Steam injector (SI) are attracting attention as countermeasures against severe-accident in nuclear reactors. It is a static jet pump which operates using driving force to draw steam and water by internal pressure being reduced by direct contact condensation of these two fluids. In addition, capability of SI as a heat exchanger with high heat-transfer is expected. The absence of a drive unit such as an external power supply and rotating machine is significant characteristic of SI, and it can be expected to suppress the cost of installation and maintenance. It is also possible to produce a discharge pressure higher than the inlet pressure. From these facts, SI is expected to be applied as a static safety system that can cool the reactor core even if power lose at the nuclear power plant.

Although SI has been used for steam engines since long ago, the mechanism of its operation has not yet been clarified. Thus, elucidation of the mechanism of operation of SI is indispensable for introduction to a nuclear power plant. A one-dimensional analytical model which predicts the operating characteristics assuming full condensation and evaluated discharge pressure is constructed (Narabayashi et al., 1996). In addition, from detailed observation, it was confirmed by that there is a boundary of luminance in the diffuser section (Abe et al., 2012). This is considered as the boundary where the two-phase flow condenses. However, this phenomenon is not considered in the current analysis model.

The aim of this research is to clarify the flow structure in the diffuser section of SI. For that purpose, the state of the diffuser section of the transparent SI test part was observed with a highspeed camera, and the pressure at each point in it was measured simultaneously. The boundary of the luminance is confirmed to approach the throat as closing the back-pressure valve.

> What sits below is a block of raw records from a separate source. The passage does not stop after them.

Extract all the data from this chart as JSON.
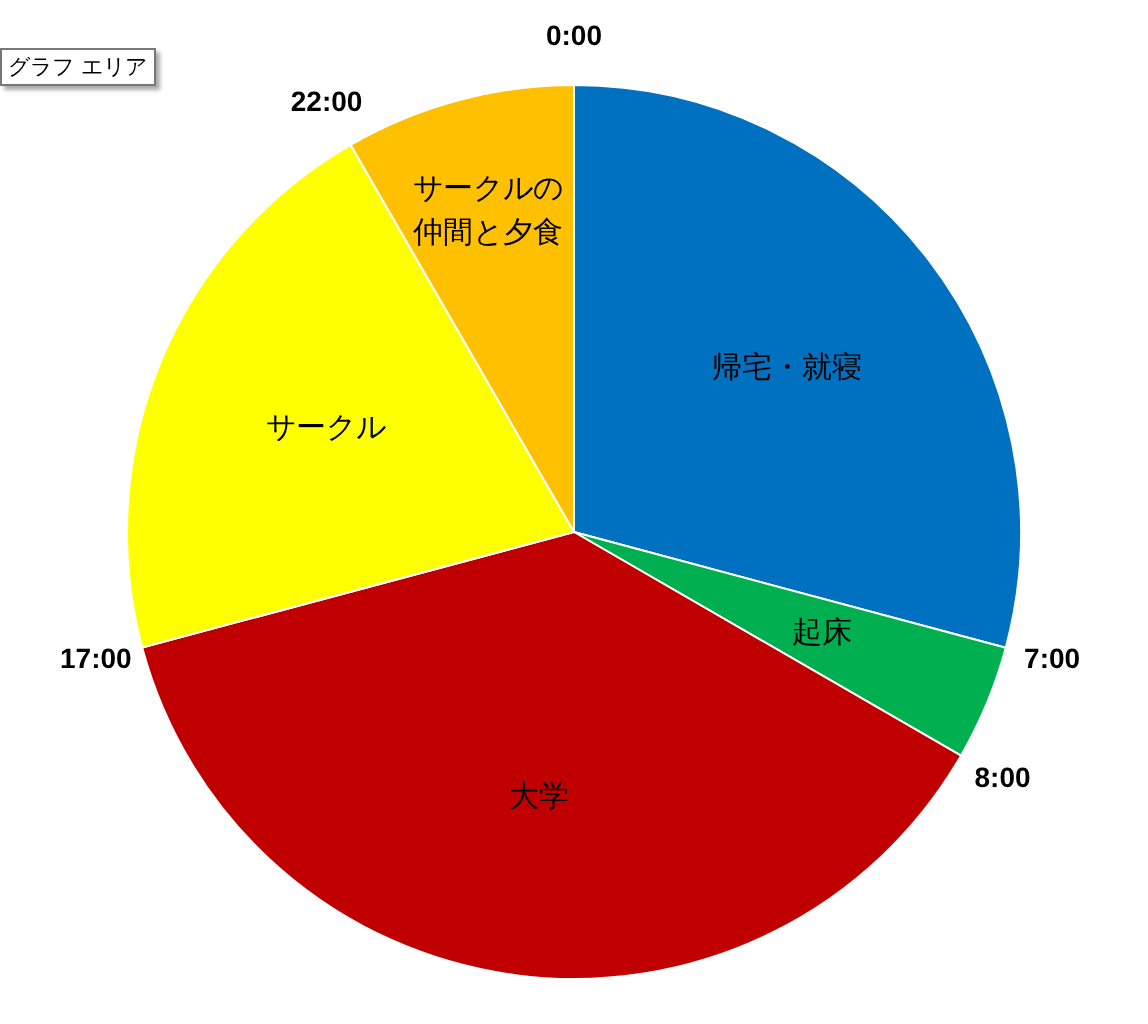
{
  "chart_data": {
    "type": "pie",
    "categories": [
      "帰宅・就寝",
      "起床",
      "大学",
      "サークル",
      "サークルの仲間と夕食"
    ],
    "values": [
      29.17,
      4.17,
      37.5,
      20.83,
      8.33
    ],
    "colors": [
      "#0070c0",
      "#00b050",
      "#c00000",
      "#ffff00",
      "#ffc000"
    ],
    "legend": false,
    "annotations": [
      "グラフ エリア",
      "0:00",
      "7:00",
      "8:00",
      "17:00",
      "22:00"
    ]
  }
}
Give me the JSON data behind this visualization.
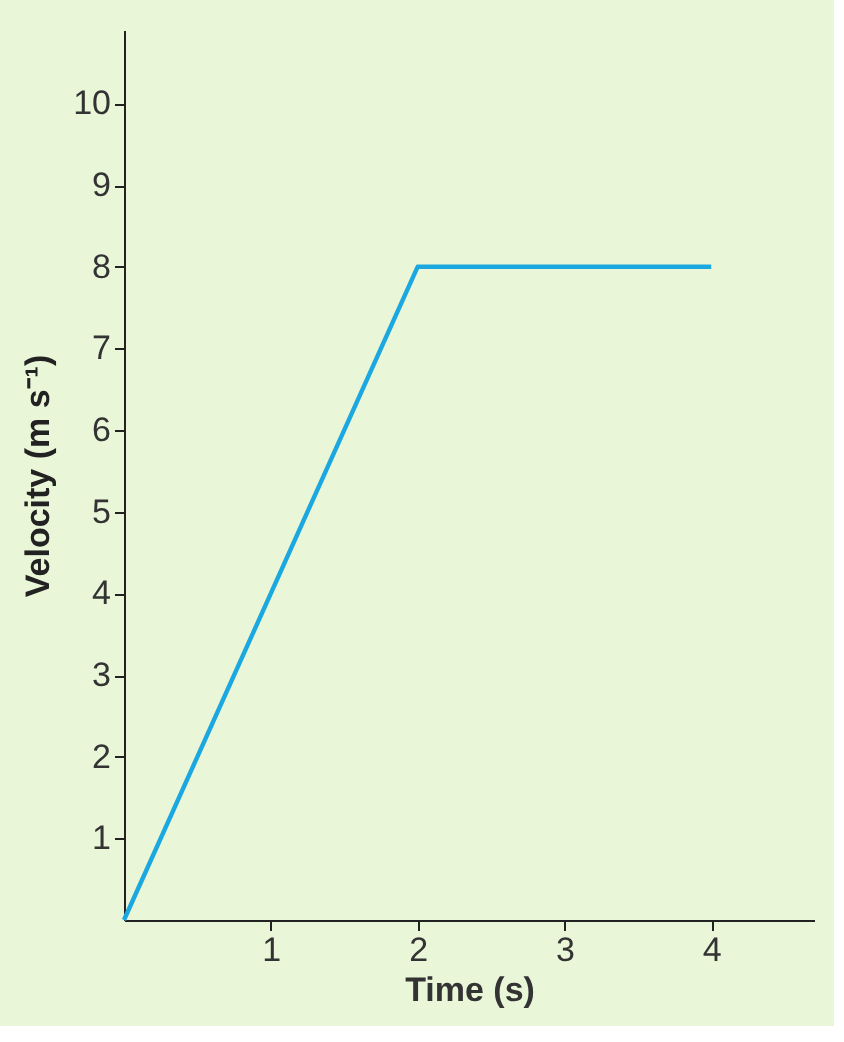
{
  "chart_data": {
    "type": "line",
    "xlabel": "Time (s)",
    "ylabel": "Velocity (m s⁻¹)",
    "x": [
      0,
      2,
      4
    ],
    "series": [
      {
        "color": "#1ba8e0",
        "values": [
          0,
          8,
          8
        ]
      }
    ],
    "xlim": [
      0,
      4.7
    ],
    "ylim": [
      0,
      10.9
    ],
    "xticks": [
      1,
      2,
      3,
      4
    ],
    "yticks": [
      1,
      2,
      3,
      4,
      5,
      6,
      7,
      8,
      9,
      10
    ],
    "grid": false,
    "legend": false,
    "marker": "none",
    "line_style": "solid"
  }
}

In addition to this boundary, it was confirmed that the bright region intermittently propagated downstream. This phenomenon is supposed to be caused by pressure increasing, and the propagations assumed as a pressure wave moving at the sound speed. Thus, void fraction is estimated by calculating this propagation speed with image processing. Furthermore, experiments were carried out using three types of large, medium and small test parts, respectively. From the above results, the internal flow structure in the SI diffuser section was discussed.